Desde entonces he oído opiniones muy diversas acerca de la fuerza y la malicia del río que divide Minneapolis. La policía y los servicios de urgencia de las Ciudades Gemelas contaban historias de personas que habían sobrevivido a saltos y caídas desde todos los puentes. Pero eso no era lo más habitual. Incluso un adulto sobrio y que sepa nadar, sin ningún propósito suicida, puede verse en un grave aprieto debido a la fuerza de la corriente. En efecto, puede arrastrarte hacia el centro del río y sumergirte entre árboles y raíces y llevarte con suma rapidez a la parte más honda del lecho.

La caída desde esa estructura no era mortal por fuerza, y el agua no alcanzaba las temperaturas paralizantes del invierno. De todos modos, me pareció preferible que las cosas no llegaran tan lejos.

Me agarré a un hierro y empecé a andar por la estructura.

– ¿Me está tomando el pelo? -dijo Vignale.

– Nada de eso -dije-. Si no quisiera que alguien la convenciera, ya habría saltado. -«O eso espero», pensé. -Estoy más preocupada por usted, agente Vignale. Si su compañera no ha llamado para cortar el tráfico de trenes por el puente, tendrá que ir pensando en volver.

Era tan fácil bajar por la estructura del puente como hacerlo por las barras de un parque infantil. De todos modos, decidí hacerlo con mayor lentitud.

– Tienes compañía, pero no te asustes -dije con voz confiada y tranquilizadora mientras me aproximaba al nivel de la muchacha. Como bien había observado Vignale, no había que atemorizarla-. Sólo quiero charlar contigo.

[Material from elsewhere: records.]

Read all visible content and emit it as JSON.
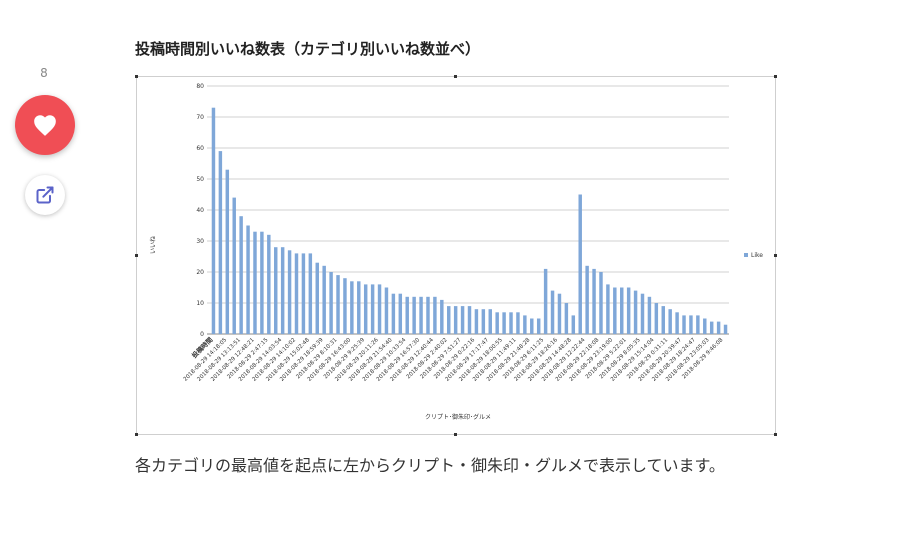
{
  "sidebar": {
    "like_count": "8",
    "like_icon": "heart-icon",
    "share_icon": "external-link-icon",
    "like_color": "#f04e55",
    "share_icon_color": "#5b63c9"
  },
  "article": {
    "heading": "投稿時間別いいね数表（カテゴリ別いいね数並べ）",
    "body": "各カテゴリの最高値を起点に左からクリプト・御朱印・グルメで表示しています。"
  },
  "chart_data": {
    "type": "bar",
    "title": "",
    "xlabel": "クリプト･御朱印･グルメ",
    "ylabel": "いいね",
    "ylim": [
      0,
      80
    ],
    "yticks": [
      0,
      10,
      20,
      30,
      40,
      50,
      60,
      70,
      80
    ],
    "grid": true,
    "legend_position": "right",
    "bar_color": "#7fa7d8",
    "series": [
      {
        "name": "Like",
        "values": [
          73,
          59,
          53,
          44,
          38,
          35,
          33,
          33,
          32,
          28,
          28,
          27,
          26,
          26,
          26,
          23,
          22,
          20,
          19,
          18,
          17,
          17,
          16,
          16,
          16,
          15,
          13,
          13,
          12,
          12,
          12,
          12,
          12,
          11,
          9,
          9,
          9,
          9,
          8,
          8,
          8,
          7,
          7,
          7,
          7,
          6,
          5,
          5,
          21,
          14,
          13,
          10,
          6,
          45,
          22,
          21,
          20,
          16,
          15,
          15,
          15,
          14,
          13,
          12,
          10,
          9,
          8,
          7,
          6,
          6,
          6,
          5,
          4,
          4,
          3
        ]
      }
    ],
    "category_labels": [
      "投稿時間",
      "2018-08-29 14:18:05",
      "2018-08-29 13:13:51",
      "2018-08-29 12:48:21",
      "2018-08-29 2:47:15",
      "2018-08-29 14:03:54",
      "2018-08-29 14:10:02",
      "2018-08-29 15:02:48",
      "2018-08-29 18:59:39",
      "2018-08-29 8:10:31",
      "2018-08-29 16:43:00",
      "2018-08-29 9:25:39",
      "2018-08-29 20:11:26",
      "2018-08-29 21:54:40",
      "2018-08-29 10:33:54",
      "2018-08-29 16:57:30",
      "2018-08-29 12:40:44",
      "2018-08-29 2:40:02",
      "2018-08-29 7:51:27",
      "2018-08-29 0:22:16",
      "2018-08-29 17:17:47",
      "2018-08-29 18:00:55",
      "2018-08-29 11:49:11",
      "2018-08-29 21:48:28",
      "2018-08-29 6:11:25",
      "2018-08-29 18:26:16",
      "2018-08-29 14:48:28",
      "2018-08-29 12:22:44",
      "2018-08-29 22:18:08",
      "2018-08-29 23:19:00",
      "2018-08-29 5:22:01",
      "2018-08-29 8:05:35",
      "2018-08-29 15:14:04",
      "2018-08-29 0:31:11",
      "2018-08-29 20:39:47",
      "2018-08-29 18:24:47",
      "2018-08-29 23:05:03",
      "2018-08-29 9:46:08"
    ]
  }
}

Me miró. Confirmé definitivamente que se trataba de Ellie Bernhardt. Pude apreciar, además, esa belleza que preocupaba a su hermana. En efecto, Ellie había cambiado mucho desde el curso anterior, cuando se hizo la fotografía que yo había visto.

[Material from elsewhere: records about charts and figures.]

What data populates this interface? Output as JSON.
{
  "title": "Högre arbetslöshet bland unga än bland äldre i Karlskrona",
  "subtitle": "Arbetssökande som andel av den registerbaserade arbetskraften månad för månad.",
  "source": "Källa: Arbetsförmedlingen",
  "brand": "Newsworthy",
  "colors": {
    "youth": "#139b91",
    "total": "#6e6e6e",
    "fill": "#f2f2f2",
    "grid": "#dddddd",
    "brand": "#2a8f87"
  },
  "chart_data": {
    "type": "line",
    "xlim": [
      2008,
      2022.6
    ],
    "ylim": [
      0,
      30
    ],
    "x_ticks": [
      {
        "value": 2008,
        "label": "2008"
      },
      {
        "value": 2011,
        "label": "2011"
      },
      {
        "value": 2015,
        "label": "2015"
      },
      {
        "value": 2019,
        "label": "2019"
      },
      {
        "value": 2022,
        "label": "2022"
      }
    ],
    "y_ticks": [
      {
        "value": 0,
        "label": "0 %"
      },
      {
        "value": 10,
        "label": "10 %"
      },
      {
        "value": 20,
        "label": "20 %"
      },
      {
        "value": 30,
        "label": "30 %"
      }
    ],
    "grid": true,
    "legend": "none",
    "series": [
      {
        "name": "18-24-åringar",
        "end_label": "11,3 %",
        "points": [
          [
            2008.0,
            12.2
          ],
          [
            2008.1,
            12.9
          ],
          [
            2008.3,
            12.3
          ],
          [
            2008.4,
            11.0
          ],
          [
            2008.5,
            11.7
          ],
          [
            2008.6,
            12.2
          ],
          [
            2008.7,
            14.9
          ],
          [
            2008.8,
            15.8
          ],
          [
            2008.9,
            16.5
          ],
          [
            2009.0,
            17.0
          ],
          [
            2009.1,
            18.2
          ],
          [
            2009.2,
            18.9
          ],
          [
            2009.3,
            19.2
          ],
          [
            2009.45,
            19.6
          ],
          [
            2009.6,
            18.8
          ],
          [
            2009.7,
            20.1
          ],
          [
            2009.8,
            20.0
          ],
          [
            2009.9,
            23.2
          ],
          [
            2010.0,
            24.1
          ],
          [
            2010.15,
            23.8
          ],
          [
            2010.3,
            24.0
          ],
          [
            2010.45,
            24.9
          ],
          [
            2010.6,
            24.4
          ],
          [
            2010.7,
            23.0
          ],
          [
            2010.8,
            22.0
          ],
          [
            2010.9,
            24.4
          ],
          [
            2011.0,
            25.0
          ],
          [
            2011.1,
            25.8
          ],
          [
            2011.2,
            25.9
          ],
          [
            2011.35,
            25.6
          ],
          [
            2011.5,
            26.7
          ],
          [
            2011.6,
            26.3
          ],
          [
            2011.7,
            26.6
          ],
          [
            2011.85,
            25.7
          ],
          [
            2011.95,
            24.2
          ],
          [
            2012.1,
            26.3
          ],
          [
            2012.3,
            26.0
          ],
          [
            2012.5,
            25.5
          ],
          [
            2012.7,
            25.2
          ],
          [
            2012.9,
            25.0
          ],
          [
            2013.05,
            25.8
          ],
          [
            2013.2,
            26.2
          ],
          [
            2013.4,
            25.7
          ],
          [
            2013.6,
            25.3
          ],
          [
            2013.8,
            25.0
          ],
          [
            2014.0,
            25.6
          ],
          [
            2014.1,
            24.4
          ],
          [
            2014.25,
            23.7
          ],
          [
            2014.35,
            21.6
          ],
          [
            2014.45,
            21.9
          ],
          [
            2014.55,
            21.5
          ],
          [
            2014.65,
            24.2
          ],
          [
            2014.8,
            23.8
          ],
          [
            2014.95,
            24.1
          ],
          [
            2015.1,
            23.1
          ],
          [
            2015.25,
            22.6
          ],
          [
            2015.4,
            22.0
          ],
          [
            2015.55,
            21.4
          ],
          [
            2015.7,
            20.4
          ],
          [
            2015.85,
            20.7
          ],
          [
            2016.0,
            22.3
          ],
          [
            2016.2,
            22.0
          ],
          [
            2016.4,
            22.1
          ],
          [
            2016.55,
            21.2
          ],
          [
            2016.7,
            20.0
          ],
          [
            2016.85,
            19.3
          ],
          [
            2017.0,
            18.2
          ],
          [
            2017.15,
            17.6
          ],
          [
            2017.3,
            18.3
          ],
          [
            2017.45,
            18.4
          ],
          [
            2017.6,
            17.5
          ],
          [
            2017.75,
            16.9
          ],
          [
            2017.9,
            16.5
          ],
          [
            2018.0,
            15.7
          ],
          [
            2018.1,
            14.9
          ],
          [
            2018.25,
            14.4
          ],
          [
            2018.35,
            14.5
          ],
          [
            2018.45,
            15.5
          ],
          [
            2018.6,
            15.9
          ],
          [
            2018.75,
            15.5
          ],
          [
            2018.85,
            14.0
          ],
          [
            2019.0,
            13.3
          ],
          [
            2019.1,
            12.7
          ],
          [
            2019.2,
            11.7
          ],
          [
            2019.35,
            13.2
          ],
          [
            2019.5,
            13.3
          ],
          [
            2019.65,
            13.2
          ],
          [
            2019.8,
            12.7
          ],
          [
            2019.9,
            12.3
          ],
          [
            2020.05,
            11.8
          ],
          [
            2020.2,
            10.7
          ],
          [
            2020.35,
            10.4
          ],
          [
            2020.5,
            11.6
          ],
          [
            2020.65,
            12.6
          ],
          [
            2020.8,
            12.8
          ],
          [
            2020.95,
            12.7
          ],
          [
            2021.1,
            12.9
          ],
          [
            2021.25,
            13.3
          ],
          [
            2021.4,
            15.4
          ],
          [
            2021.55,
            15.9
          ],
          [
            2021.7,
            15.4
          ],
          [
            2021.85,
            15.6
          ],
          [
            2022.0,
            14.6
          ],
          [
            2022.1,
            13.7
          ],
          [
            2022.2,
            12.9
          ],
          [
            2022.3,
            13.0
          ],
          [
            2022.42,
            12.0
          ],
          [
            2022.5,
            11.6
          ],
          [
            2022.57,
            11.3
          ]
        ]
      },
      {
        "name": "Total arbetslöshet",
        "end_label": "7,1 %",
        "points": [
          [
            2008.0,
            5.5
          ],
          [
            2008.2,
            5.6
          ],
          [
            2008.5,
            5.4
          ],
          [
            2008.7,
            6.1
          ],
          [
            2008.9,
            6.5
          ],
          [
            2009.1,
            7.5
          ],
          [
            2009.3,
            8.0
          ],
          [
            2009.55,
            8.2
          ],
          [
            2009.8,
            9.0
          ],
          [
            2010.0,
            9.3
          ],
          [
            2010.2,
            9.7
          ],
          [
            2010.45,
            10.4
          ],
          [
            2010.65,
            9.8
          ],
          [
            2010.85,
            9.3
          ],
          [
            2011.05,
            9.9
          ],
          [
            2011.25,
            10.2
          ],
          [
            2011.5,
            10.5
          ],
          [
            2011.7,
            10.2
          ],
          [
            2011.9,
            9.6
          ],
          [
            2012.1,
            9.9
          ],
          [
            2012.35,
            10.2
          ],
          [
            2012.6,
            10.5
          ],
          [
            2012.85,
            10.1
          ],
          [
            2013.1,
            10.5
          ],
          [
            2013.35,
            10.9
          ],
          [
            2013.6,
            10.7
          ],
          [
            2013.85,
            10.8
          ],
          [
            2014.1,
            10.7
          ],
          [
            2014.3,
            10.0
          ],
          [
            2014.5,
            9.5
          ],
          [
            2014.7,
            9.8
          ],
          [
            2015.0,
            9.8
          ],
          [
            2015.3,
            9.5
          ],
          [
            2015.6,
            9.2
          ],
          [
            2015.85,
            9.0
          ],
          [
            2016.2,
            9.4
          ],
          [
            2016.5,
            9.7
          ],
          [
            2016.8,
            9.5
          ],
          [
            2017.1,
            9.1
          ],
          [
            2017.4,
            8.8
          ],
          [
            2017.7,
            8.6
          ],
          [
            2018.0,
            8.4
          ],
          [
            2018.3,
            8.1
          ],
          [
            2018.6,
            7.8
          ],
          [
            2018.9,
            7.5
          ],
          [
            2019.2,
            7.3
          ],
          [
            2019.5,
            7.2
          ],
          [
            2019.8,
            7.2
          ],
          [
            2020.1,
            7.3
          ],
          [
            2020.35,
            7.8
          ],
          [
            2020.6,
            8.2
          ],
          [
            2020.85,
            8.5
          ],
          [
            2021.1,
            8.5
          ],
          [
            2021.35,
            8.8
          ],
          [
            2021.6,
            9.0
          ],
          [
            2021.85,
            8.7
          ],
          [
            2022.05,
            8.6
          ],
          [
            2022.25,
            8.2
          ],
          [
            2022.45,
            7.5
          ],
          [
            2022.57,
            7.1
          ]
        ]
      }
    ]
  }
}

Era una de esas personas a las que la seriedad, incluso la desdicha, favorece más que una sonrisa: sus ojos de color verde grisáceo, las espesas pestañas, su piel blanca, su labio inferior carnoso. Las pecas, último vestigio de su cara infantil, se estaban borrando. Vestía una camiseta gris y téjanos negros. Nada de colores pastel ni de lacitos, ni un rasgo de niña. De lejos se la hubiera confundido con una joven de poco más de veinte años.

– Concédeme un minuto, Ellie -le pedí. Había llegado a su nivel y me agarraba con precaución, acercándome a ella de lado para hablarle. -Así está mejor -dije una vez que logré apuntalar mis pies sujetándome a la estructura-. No es un ejercicio fácil para un adulto -comenté. A veces he deseado ser más alta, pero no en esa ocasión.

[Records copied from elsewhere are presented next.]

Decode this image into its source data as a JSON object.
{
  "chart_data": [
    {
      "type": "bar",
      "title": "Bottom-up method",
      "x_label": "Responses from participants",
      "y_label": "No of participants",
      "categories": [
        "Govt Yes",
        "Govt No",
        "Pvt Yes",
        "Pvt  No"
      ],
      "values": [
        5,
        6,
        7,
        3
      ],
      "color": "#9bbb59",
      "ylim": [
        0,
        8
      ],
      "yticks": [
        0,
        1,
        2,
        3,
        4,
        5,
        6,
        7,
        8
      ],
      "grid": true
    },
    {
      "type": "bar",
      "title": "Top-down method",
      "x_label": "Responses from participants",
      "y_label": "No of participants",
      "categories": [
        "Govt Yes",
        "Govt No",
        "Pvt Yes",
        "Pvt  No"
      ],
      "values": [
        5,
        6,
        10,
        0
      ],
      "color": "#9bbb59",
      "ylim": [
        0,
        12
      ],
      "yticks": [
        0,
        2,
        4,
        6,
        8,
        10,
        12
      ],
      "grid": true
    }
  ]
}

– ¿Cómo es que sabe mi nombre? -me preguntó.

– Tu hermana vino a verme ayer. Está muy preocupada por ti.

– ¿Ainsley está aquí? -dijo mirando a su alrededor, hacia el sitio donde se hallaba Vignale. No estoy segura de si la idea le resultaba agradable o le inquietaba.

– No, pero está en el pueblo.

Volvió a mirar hacia abajo, hacia el agua.

– Quiere que vuelva a Thief River Falls -dijo.

– Bueno, a las dos nos gustaría saber qué te ha pasado -le dije. Como no respondió, le repetí la pregunta de otro modo-. ¿Por qué te has escapado de casa, Ellie?

No obtuve respuesta.

– ¿Tienen algo que ver tus compañeros de colegio? -dije, enunciando la pregunta con la mayor dulzura posible, de modo que tuviera amplia libertad para responder lo que quisiera.